NASA sees Tropical Storm Kai-tak brushing the Philippines
NASA's Terra satellite captured an image of Tropical Storm Kai-tak affecting the northern Philippines on August 13 as the storm heads toward China for a final landfall.
Warnings are already in effect in part of the Philippines. Tropical storm Kai-tak is the fourteenth tropical cyclone of the western North Pacific season. On August 13 at 11 a.m. EDT, Kai-tak had maximum sustained winds near 40 knots (46 mph/74 kmh). It was located approximately 290 nautical miles (334 miles/ 537 km) east-Northeast of Manila, Philippines, has tracked west-southwestward at 11 knots (12.6 mph/20.3 kmh). The storm is called "Helen" in the Philippines, and its close proximity has caused the issuance of warnings.

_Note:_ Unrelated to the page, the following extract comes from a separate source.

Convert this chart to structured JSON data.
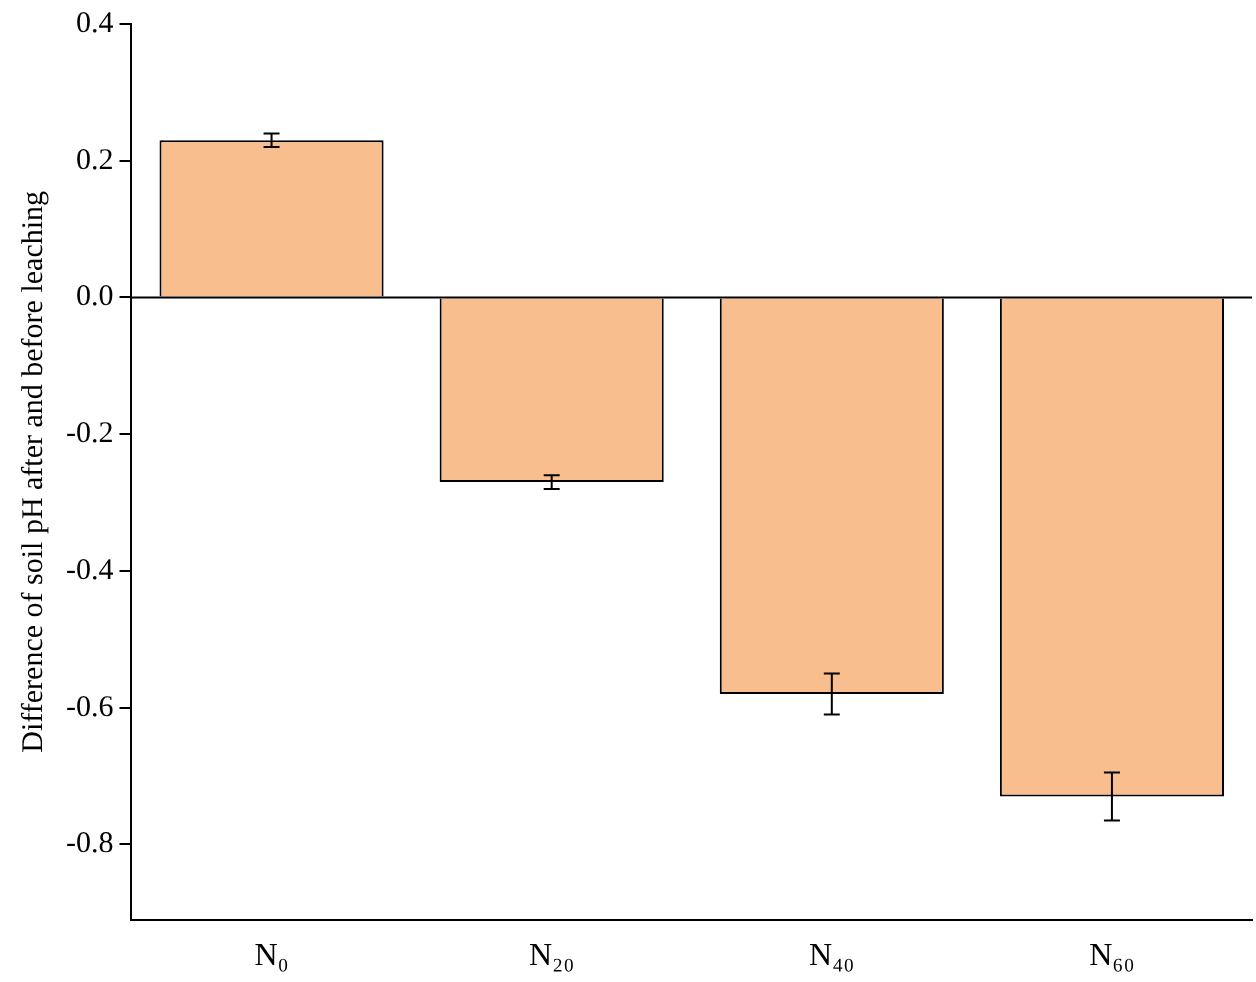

Public storm warning signal #1 is in effect for the Luzon provinces: Apayao, Cagayan, Babuyan, Quirino, Aurora, Isabela, Kalinga, and the Batanes and Calayan group of islands. Public Signal #1 means winds between 28-37 mph (45-60 kmh) can be expected.
Public Storm Signal 2 is in effect for Isabela and Cagayan, where winds between 37-62 mph (61-100 kmh) can be expected. The Philippine Atmospheric Geophysical and Astronomical Services Adminstration, known as PAGASA, caution residents living in low lying and mountainous areas that flash flooding and mudslides are possible from the heavy rainfall. In addition, residents living along the coasts are being cautioned against large waves or storm surges.
The Moderate Resolution Imaging Spectroradiometer (MODIS) instrument onboard NASA's Terra satellite captured an image of Tropical Storm Kai-tak, located just off the east coast of the Philippines on August 13 at 0230 UTC (Aug. 12 at 10:30 p.m. EDT). Satellite imagery showed that the convection (rising air that forms the thunderstorms that make up the tropical storm) have strengthened around the center of the storm. The MODIS image was created at NASA's Goddard Space Flight Center in Greenbelt, Md. by the MODIS Rapid Response Team.
Kai-tak is moving along the southern edge of a subtropical ridge, which is an elongated area of high pressure. Kai-tak will move northwestward and slowly intensify, passing through the Luzon Strait, while its center stays at sea, north of Luzon, the Philippines.Kai-tak is expected to make landfall north of Hong Kong on August 16. Although forecasters at the Joint Typhoon Warning Center expect Kai-tak to strengthen, it is expected to weaken before making landfall because of cooling ocean heat content and wind shear.